Pandas/xarray implementation of the most important functionality of vtools, emphasizing csv and netcdf as data sources.
https://cadwrdeltamodeling.github.io/vtools3/
Apache License 2.0
7 stars 1 forks source link

read_ts #14

Closed water-e closed 4 years ago

water-e commented 4 years ago

We need to convert read_ts to produce pandas or xarray series. The stuff in read_scalar is a wrapper around pd.read_csv that encapsulates many, but not all, use cases. USGS will be the hardest, because we need the added step of converting to PST.

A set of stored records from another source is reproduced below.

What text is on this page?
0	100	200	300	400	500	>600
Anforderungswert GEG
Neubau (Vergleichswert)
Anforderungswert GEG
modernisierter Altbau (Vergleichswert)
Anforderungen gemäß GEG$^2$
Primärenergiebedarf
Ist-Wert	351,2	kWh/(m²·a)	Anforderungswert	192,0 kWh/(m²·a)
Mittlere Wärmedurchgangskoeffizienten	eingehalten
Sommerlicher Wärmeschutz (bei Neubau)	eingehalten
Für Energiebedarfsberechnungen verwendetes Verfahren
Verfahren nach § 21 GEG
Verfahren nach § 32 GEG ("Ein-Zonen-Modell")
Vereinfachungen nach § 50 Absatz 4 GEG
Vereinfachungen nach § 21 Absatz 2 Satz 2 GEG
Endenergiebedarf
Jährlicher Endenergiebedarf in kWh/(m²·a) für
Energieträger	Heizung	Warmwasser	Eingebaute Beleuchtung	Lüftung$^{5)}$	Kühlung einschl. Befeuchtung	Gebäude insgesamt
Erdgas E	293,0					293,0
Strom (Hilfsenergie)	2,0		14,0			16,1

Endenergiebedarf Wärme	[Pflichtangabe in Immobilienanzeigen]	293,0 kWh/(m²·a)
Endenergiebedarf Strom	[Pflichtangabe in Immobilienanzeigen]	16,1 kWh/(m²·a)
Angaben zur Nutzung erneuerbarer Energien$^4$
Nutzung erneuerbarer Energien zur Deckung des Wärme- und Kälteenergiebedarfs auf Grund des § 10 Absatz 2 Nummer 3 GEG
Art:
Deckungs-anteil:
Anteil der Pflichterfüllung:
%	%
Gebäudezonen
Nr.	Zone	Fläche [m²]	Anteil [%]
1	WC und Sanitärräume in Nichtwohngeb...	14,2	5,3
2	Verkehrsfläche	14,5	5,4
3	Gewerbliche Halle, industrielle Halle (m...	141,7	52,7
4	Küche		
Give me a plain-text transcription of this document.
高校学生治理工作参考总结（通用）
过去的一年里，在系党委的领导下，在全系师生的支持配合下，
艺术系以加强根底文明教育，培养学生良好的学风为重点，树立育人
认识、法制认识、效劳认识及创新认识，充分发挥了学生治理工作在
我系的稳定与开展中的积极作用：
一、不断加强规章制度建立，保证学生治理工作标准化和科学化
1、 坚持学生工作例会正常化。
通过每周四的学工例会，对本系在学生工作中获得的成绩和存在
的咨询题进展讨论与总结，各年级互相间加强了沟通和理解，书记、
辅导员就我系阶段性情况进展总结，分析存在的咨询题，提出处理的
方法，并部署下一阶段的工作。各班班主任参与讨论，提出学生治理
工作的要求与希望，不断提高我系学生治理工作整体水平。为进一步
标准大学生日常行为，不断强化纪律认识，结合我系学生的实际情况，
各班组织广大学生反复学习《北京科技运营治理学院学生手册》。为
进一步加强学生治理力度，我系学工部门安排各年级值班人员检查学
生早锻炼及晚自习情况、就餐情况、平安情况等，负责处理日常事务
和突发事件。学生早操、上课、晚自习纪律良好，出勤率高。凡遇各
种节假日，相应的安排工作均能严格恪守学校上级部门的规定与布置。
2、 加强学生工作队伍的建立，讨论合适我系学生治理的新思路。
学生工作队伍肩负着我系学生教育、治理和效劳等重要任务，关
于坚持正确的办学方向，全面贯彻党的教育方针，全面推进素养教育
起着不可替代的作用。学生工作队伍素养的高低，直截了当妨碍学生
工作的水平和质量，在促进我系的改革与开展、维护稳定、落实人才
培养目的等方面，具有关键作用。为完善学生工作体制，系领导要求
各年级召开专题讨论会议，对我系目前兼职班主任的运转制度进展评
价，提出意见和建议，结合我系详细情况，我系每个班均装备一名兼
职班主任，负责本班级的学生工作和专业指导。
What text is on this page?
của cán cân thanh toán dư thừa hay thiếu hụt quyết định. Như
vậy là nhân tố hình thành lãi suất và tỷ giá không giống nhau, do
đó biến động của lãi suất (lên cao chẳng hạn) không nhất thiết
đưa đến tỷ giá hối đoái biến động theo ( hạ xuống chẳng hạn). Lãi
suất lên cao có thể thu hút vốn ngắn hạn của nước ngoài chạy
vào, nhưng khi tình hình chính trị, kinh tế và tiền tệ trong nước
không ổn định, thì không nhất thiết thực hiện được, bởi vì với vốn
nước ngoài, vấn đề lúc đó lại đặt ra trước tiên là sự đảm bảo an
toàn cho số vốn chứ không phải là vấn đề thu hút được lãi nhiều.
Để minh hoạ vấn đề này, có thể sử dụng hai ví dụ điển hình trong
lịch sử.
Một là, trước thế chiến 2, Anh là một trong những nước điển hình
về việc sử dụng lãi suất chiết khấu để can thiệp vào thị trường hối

Previous API in pyschism was ts = read_ts(path, selector) "selector" was only sparsely implemented ... mostly for USGS. Tabular data with many columns is likely to be more common going forth, so suggest selector just be a list of column names. Different specific readers will still need to know the magic columns and quirks, and it pays not to revert from C to python time parsers.

Issues: Shall we continue to emphasize the current read_ts use of sniffers? Should we start to prefer hints or rely more on file extensions? If we go the sniffer route we can base it off the top X lines of the file.

kjnam commented 4 years ago

Is the read_scalar function the new way? We can build features around it. I do not think the file extension is enough to tell file formats because the extensions are generic such as txt ,csv in many cases. Maybe we can separate out the sniffer, and it can be used by readers or as an argument of a reader.

water-e commented 4 years ago

I have collapsed the name back to read_ts. The engine of this is the csv_retrieve_ts function that wraps a bunch of checking/regular time stamping/flag application chores. The argument lists have gotten big and the number of callbacks too, so I think we could go back to a class-based design. The number of special handling items was bigger than I thought going in. Anyhow I'm going to close this issue and we can make improvement a new task.